The Bay of Fundy Trail is located in the village of St. Martins in New Brunswick, Canada. It is a park of sorts, with a 10 kilometer path and an adjacent auto road winding along the Bay of Fundy. Since my husband, Dave, and I are both runners we are always on the lookout for unique places for a long run, especially when we are traveling. A few summers ago while on a trip to St. John, we heard about the Bay of Fundy Trail (BFT) and thought it would be perfect.
It was a foggy July morning when we headed out to the BFT. We parked at the south end of the trail, intending to run the 10k path to its northern end and then back. We headed down the gravel path with a light mist falling around us. The trail was set up high, away from the coastline, surrounded by green and the hushed sound of the ocean far below.

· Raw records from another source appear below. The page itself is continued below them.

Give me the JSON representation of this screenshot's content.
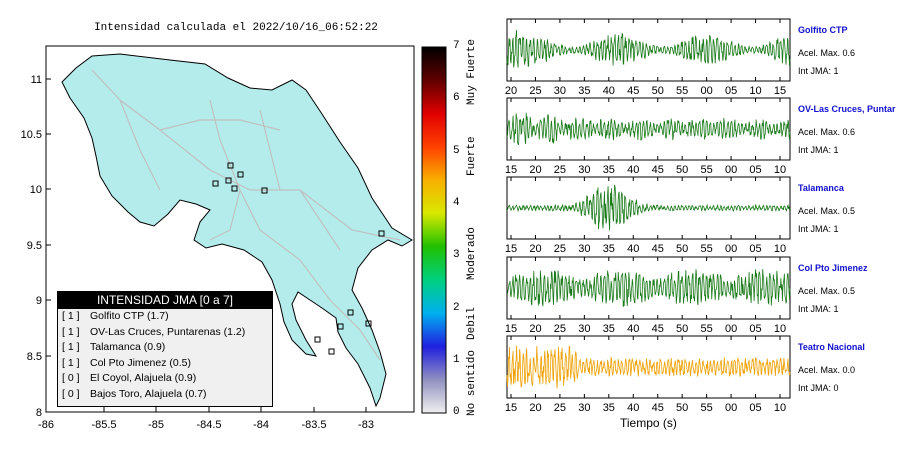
{
  "map": {
    "title": "Intensidad calculada el 2022/10/16_06:52:22",
    "x_ticks": [
      "-86",
      "-85.5",
      "-85",
      "-84.5",
      "-84",
      "-83.5",
      "-83"
    ],
    "y_ticks": [
      "11",
      "10.5",
      "10",
      "9.5",
      "9",
      "8.5",
      "8"
    ],
    "colors": {
      "land": "#b4ecec",
      "roads": "#c0c0c0",
      "station": "#222222"
    }
  },
  "legend": {
    "title": "INTENSIDAD JMA [0 a 7]",
    "rows": [
      {
        "int": "[ 1 ]",
        "label": "Golfito CTP (1.7)"
      },
      {
        "int": "[ 1 ]",
        "label": "OV-Las Cruces, Puntarenas (1.2)"
      },
      {
        "int": "[ 1 ]",
        "label": "Talamanca (0.9)"
      },
      {
        "int": "[ 1 ]",
        "label": "Col Pto Jimenez (0.5)"
      },
      {
        "int": "[ 0 ]",
        "label": "El Coyol, Alajuela (0.9)"
      },
      {
        "int": "[ 0 ]",
        "label": "Bajos Toro, Alajuela (0.7)"
      }
    ]
  },
  "colorbar": {
    "ticks": [
      "7",
      "6",
      "5",
      "4",
      "3",
      "2",
      "1",
      "0"
    ],
    "categories": [
      "Muy Fuerte",
      "Fuerte",
      "Moderado",
      "Debil",
      "No sentido"
    ],
    "gradient": [
      "#f0f0f0",
      "#9090c0",
      "#2020e0",
      "#00b0f0",
      "#00d080",
      "#20c000",
      "#d8e800",
      "#f8b000",
      "#ff4000",
      "#e00000",
      "#600000",
      "#000000"
    ]
  },
  "chart_data": [
    {
      "type": "line",
      "title": "Golfito CTP",
      "acc_label": "Acel. Max. 0.6",
      "int_label": "Int JMA: 1",
      "x_ticks": [
        "20",
        "25",
        "30",
        "35",
        "40",
        "45",
        "50",
        "55",
        "00",
        "05",
        "10",
        "15"
      ],
      "color": "#1a7a1a"
    },
    {
      "type": "line",
      "title": "OV-Las Cruces, Puntar",
      "acc_label": "Acel. Max. 0.6",
      "int_label": "Int JMA: 1",
      "x_ticks": [
        "15",
        "20",
        "25",
        "30",
        "35",
        "40",
        "45",
        "50",
        "55",
        "00",
        "05",
        "10"
      ],
      "color": "#1a7a1a"
    },
    {
      "type": "line",
      "title": "Talamanca",
      "acc_label": "Acel. Max. 0.5",
      "int_label": "Int JMA: 1",
      "x_ticks": [
        "15",
        "20",
        "25",
        "30",
        "35",
        "40",
        "45",
        "50",
        "55",
        "00",
        "05",
        "10"
      ],
      "color": "#1a7a1a"
    },
    {
      "type": "line",
      "title": "Col Pto Jimenez",
      "acc_label": "Acel. Max. 0.5",
      "int_label": "Int JMA: 1",
      "x_ticks": [
        "15",
        "20",
        "25",
        "30",
        "35",
        "40",
        "45",
        "50",
        "55",
        "00",
        "05",
        "10"
      ],
      "color": "#1a7a1a"
    },
    {
      "type": "line",
      "title": "Teatro Nacional",
      "acc_label": "Acel. Max. 0.0",
      "int_label": "Int JMA: 0",
      "x_ticks": [
        "15",
        "20",
        "25",
        "30",
        "35",
        "40",
        "45",
        "50",
        "55",
        "00",
        "05",
        "10"
      ],
      "color": "#f0a000"
    }
  ],
  "xlabel": "Tiempo (s)"
}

After running for about 5 minutes we noticed a side path leading down toward the water. We decided to explore. Leaving the main trail, Dave and I headed down the steep path that eventually turned into wooden stairs. At the bottom we had a clear view of the beach below, even though we were still a good 100 feet above it. It was low tide, and since the Bay of Fundy is famous for its low tides, the water had receded behind a curtain of fog. We stood still, looking down on the endless beach rimmed with cliffs, our hearts still beating from our swift decent.
After snapping photos we headed back to the main trail and pressed on. It became apparent within the first few miles that this trail was woven into a miniature mountain range. Walking up a steep hill is understandable, but some of the down hills where so steep they also forced us to walk. It was a rollercoaster of a trail, threading its way through a pine forest with the foggy coast peeking through every so often.
We took one other jaunt off the main trail at about the 5k mark. This long series of wooden stairs brought us down to the ocean floor. It was a continuation of the beach we had spied earlier. To our surprise, we realized the beach was made up of millions of rounded rocks, not sand. We marveled over the unusual colors of the rocks, still wet from the blanket of ocean they had recently been under. We filled our pockets with rocks of all colors: dark blues, rosy pink, iridescent greens, grays with white stripes. Laughing about the added weight, we climbed the stairs back to the main trail.
We finally emerged from the woods at the end of the trail to see a visitor’s center. Fortunately, we’d had the foresight to carry cash, although we’d neglected to bring food or water. After snacking on candy bars and sports drinks, we set out to retrace our steps along the trail.
It was a memorable long run full of stops and starts. I used my hands to help me climb up a hill and lost count of the times my pace changed dramatically, from downhill speed to uphill speed. However, it was the type of adventure that makes me thankful to be a runner. And even though I was sore the next day, I saw things I would never have had the chance to see if I had taken the auto road.